The abstract puts it clearly: "When global mean changes are included, we consistently obtain a positive identification (at the 1% significance level) of an anthropogenic fingerprint in observed upper-ocean temperature changes, thereby substantially strengthening existing detection and attribution evidence."
The Register reports, "The study, with inputs from Australia, Japan, India and the United States, found that natural variability in ocean temperatures could only account for ten percent of the observed rise – at most. Event the “noise” created by short-term variability would have to be twice as great as is observed to make any change to the study’s results."
Pulling information from all the world's major oceans, and comparing data from a dozen different models for projecting climate change, the study does a thorough job of trying to account for all variables. Basically, no matter how you look at it, the ocean isn't warming simply by "natural" causes, but rather through the results of human actions.

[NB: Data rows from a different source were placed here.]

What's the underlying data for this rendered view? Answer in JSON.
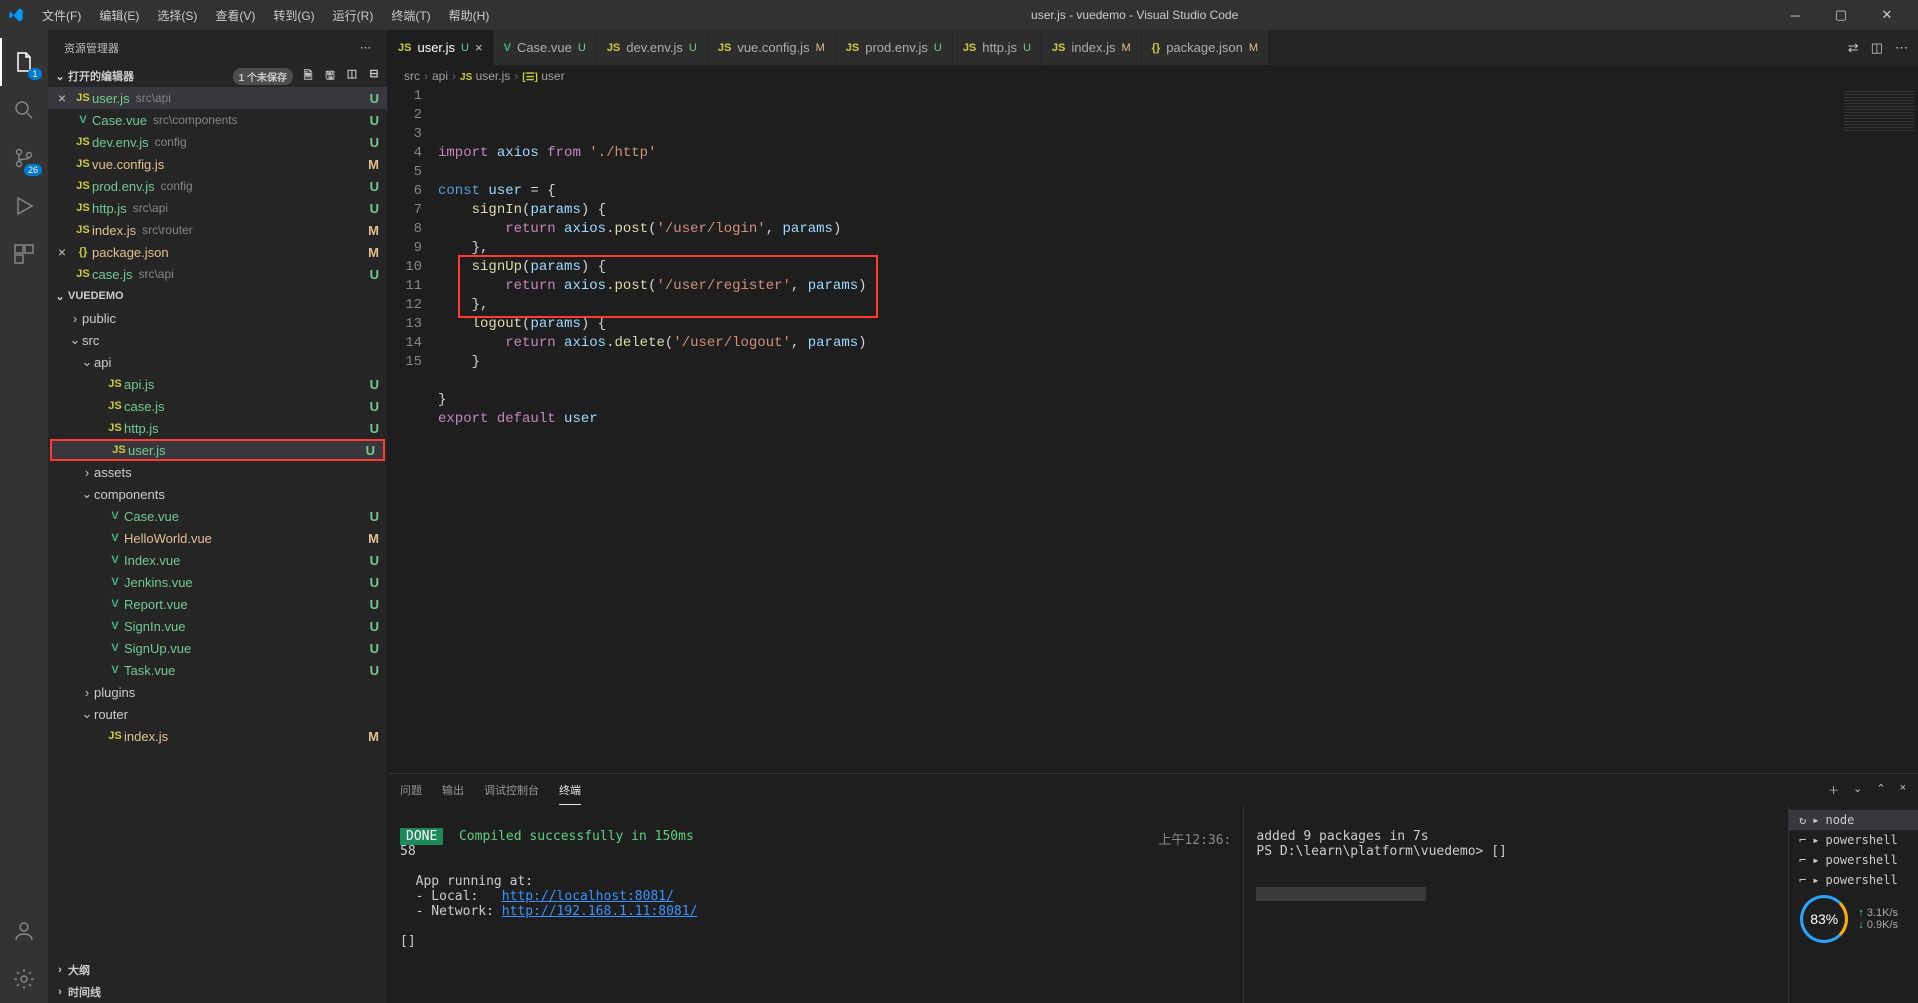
{
  "title": "user.js - vuedemo - Visual Studio Code",
  "menu": [
    "文件(F)",
    "编辑(E)",
    "选择(S)",
    "查看(V)",
    "转到(G)",
    "运行(R)",
    "终端(T)",
    "帮助(H)"
  ],
  "activity": {
    "explorer_badge": "1",
    "scm_badge": "26"
  },
  "sidebar": {
    "title": "资源管理器",
    "open_editors": {
      "label": "打开的编辑器",
      "unsaved": "1 个未保存",
      "items": [
        {
          "close": true,
          "icon": "JS",
          "iconClass": "icon-js",
          "name": "user.js",
          "path": "src\\api",
          "status": "U"
        },
        {
          "icon": "V",
          "iconClass": "icon-vue",
          "name": "Case.vue",
          "path": "src\\components",
          "status": "U"
        },
        {
          "icon": "JS",
          "iconClass": "icon-js",
          "name": "dev.env.js",
          "path": "config",
          "status": "U"
        },
        {
          "icon": "JS",
          "iconClass": "icon-js",
          "name": "vue.config.js",
          "path": "",
          "status": "M"
        },
        {
          "icon": "JS",
          "iconClass": "icon-js",
          "name": "prod.env.js",
          "path": "config",
          "status": "U"
        },
        {
          "icon": "JS",
          "iconClass": "icon-js",
          "name": "http.js",
          "path": "src\\api",
          "status": "U"
        },
        {
          "icon": "JS",
          "iconClass": "icon-js",
          "name": "index.js",
          "path": "src\\router",
          "status": "M"
        },
        {
          "close": true,
          "icon": "{}",
          "iconClass": "icon-json",
          "name": "package.json",
          "path": "",
          "status": "M"
        },
        {
          "icon": "JS",
          "iconClass": "icon-js",
          "name": "case.js",
          "path": "src\\api",
          "status": "U"
        }
      ]
    },
    "project": {
      "label": "VUEDEMO",
      "tree": [
        {
          "depth": 1,
          "chev": "›",
          "name": "public",
          "folder": true,
          "statusDot": "M"
        },
        {
          "depth": 1,
          "chev": "⌄",
          "name": "src",
          "folder": true,
          "statusDot": "M"
        },
        {
          "depth": 2,
          "chev": "⌄",
          "name": "api",
          "folder": true,
          "statusDot": "U"
        },
        {
          "depth": 3,
          "icon": "JS",
          "iconClass": "icon-js",
          "name": "api.js",
          "status": "U",
          "gitU": true
        },
        {
          "depth": 3,
          "icon": "JS",
          "iconClass": "icon-js",
          "name": "case.js",
          "status": "U",
          "gitU": true
        },
        {
          "depth": 3,
          "icon": "JS",
          "iconClass": "icon-js",
          "name": "http.js",
          "status": "U",
          "gitU": true,
          "redbox_top": true
        },
        {
          "depth": 3,
          "icon": "JS",
          "iconClass": "icon-js",
          "name": "user.js",
          "status": "U",
          "gitU": true,
          "selected": true,
          "redbox": true
        },
        {
          "depth": 2,
          "chev": "›",
          "name": "assets",
          "folder": true,
          "statusDot": "M"
        },
        {
          "depth": 2,
          "chev": "⌄",
          "name": "components",
          "folder": true,
          "statusDot": "M"
        },
        {
          "depth": 3,
          "icon": "V",
          "iconClass": "icon-vue",
          "name": "Case.vue",
          "status": "U",
          "gitU": true
        },
        {
          "depth": 3,
          "icon": "V",
          "iconClass": "icon-vue",
          "name": "HelloWorld.vue",
          "status": "M",
          "gitM": true
        },
        {
          "depth": 3,
          "icon": "V",
          "iconClass": "icon-vue",
          "name": "Index.vue",
          "status": "U",
          "gitU": true
        },
        {
          "depth": 3,
          "icon": "V",
          "iconClass": "icon-vue",
          "name": "Jenkins.vue",
          "status": "U",
          "gitU": true
        },
        {
          "depth": 3,
          "icon": "V",
          "iconClass": "icon-vue",
          "name": "Report.vue",
          "status": "U",
          "gitU": true
        },
        {
          "depth": 3,
          "icon": "V",
          "iconClass": "icon-vue",
          "name": "SignIn.vue",
          "status": "U",
          "gitU": true
        },
        {
          "depth": 3,
          "icon": "V",
          "iconClass": "icon-vue",
          "name": "SignUp.vue",
          "status": "U",
          "gitU": true
        },
        {
          "depth": 3,
          "icon": "V",
          "iconClass": "icon-vue",
          "name": "Task.vue",
          "status": "U",
          "gitU": true
        },
        {
          "depth": 2,
          "chev": "›",
          "name": "plugins",
          "folder": true,
          "statusDot": "U"
        },
        {
          "depth": 2,
          "chev": "⌄",
          "name": "router",
          "folder": true,
          "statusDot": "M"
        },
        {
          "depth": 3,
          "icon": "JS",
          "iconClass": "icon-js",
          "name": "index.js",
          "status": "M",
          "gitM": true
        }
      ]
    },
    "outline_label": "大纲",
    "timeline_label": "时间线"
  },
  "tabs": [
    {
      "icon": "JS",
      "iconClass": "icon-js",
      "name": "user.js",
      "status": "U",
      "active": true,
      "close": true
    },
    {
      "icon": "V",
      "iconClass": "icon-vue",
      "name": "Case.vue",
      "status": "U"
    },
    {
      "icon": "JS",
      "iconClass": "icon-js",
      "name": "dev.env.js",
      "status": "U"
    },
    {
      "icon": "JS",
      "iconClass": "icon-js",
      "name": "vue.config.js",
      "status": "M"
    },
    {
      "icon": "JS",
      "iconClass": "icon-js",
      "name": "prod.env.js",
      "status": "U"
    },
    {
      "icon": "JS",
      "iconClass": "icon-js",
      "name": "http.js",
      "status": "U"
    },
    {
      "icon": "JS",
      "iconClass": "icon-js",
      "name": "index.js",
      "status": "M"
    },
    {
      "icon": "{}",
      "iconClass": "icon-json",
      "name": "package.json",
      "status": "M"
    }
  ],
  "breadcrumb": [
    "src",
    "api",
    "user.js",
    "user"
  ],
  "breadcrumb_icons": [
    "",
    "",
    "JS",
    "[☰]"
  ],
  "code": {
    "lines": [
      {
        "n": 1,
        "html": "<span class='tok-kw'>import</span> <span class='tok-var'>axios</span> <span class='tok-kw'>from</span> <span class='tok-str'>'./http'</span>"
      },
      {
        "n": 2,
        "html": ""
      },
      {
        "n": 3,
        "html": "<span class='tok-const'>const</span> <span class='tok-var'>user</span> = {"
      },
      {
        "n": 4,
        "html": "    <span class='tok-fn'>signIn</span>(<span class='tok-var'>params</span>) {"
      },
      {
        "n": 5,
        "html": "        <span class='tok-kw'>return</span> <span class='tok-var'>axios</span>.<span class='tok-fn'>post</span>(<span class='tok-str'>'/user/login'</span>, <span class='tok-var'>params</span>)"
      },
      {
        "n": 6,
        "html": "    },"
      },
      {
        "n": 7,
        "html": "    <span class='tok-fn'>signUp</span>(<span class='tok-var'>params</span>) {"
      },
      {
        "n": 8,
        "html": "        <span class='tok-kw'>return</span> <span class='tok-var'>axios</span>.<span class='tok-fn'>post</span>(<span class='tok-str'>'/user/register'</span>, <span class='tok-var'>params</span>)"
      },
      {
        "n": 9,
        "html": "    },"
      },
      {
        "n": 10,
        "html": "    <span class='tok-fn'>logout</span>(<span class='tok-var'>params</span>) {"
      },
      {
        "n": 11,
        "html": "        <span class='tok-kw'>return</span> <span class='tok-var'>axios</span>.<span class='tok-fn'>delete</span>(<span class='tok-str'>'/user/logout'</span>, <span class='tok-var'>params</span>)"
      },
      {
        "n": 12,
        "html": "    }"
      },
      {
        "n": 13,
        "html": ""
      },
      {
        "n": 14,
        "html": "}"
      },
      {
        "n": 15,
        "html": "<span class='tok-kw'>export</span> <span class='tok-kw'>default</span> <span class='tok-var'>user</span>"
      }
    ],
    "highlight": {
      "startLine": 10,
      "endLine": 12
    }
  },
  "panel": {
    "tabs": [
      "问题",
      "输出",
      "调试控制台",
      "终端"
    ],
    "active_tab": 3,
    "term_left_done": "DONE",
    "term_left_compiled": "Compiled successfully in 150ms",
    "term_left_58": "58",
    "term_left_time": "上午12:36:",
    "term_left_body": "\n  App running at:\n  - Local:   ",
    "term_left_local": "http://localhost:8081/",
    "term_left_net_label": "\n  - Network: ",
    "term_left_network": "http://192.168.1.11:8081/",
    "term_left_prompt": "\n\n[]",
    "term_right_line1": "added 9 packages in 7s",
    "term_right_line2": "PS D:\\learn\\platform\\vuedemo> []",
    "term_list": [
      "node",
      "powershell",
      "powershell",
      "powershell"
    ]
  },
  "net": {
    "percent": "83%",
    "up": "3.1K/s",
    "down": "0.9K/s"
  }
}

Discovery News reports, "The ingredient necessary to fully account for rising water temperatures in the last 50 years? Humans' greenhouse gas emissions. ... The team led by [climate scientist Peter] Gleckler [of the Lawrence Livermore National Laboratory] compared climate simulations that included the effects of human greenhouse gas emissions with those that did not. The latter scenarios essentially left humans out of the climate change equation to see how warming might progress without them."
Basically, the warming of the upper layers of the ocean worldwide can't be explained by natural climate variability. It can only be explained when the reality of human greenhouse gas emissions are included in the scenario. So as far as ocean warming goes, it seems that yep, that's our fault.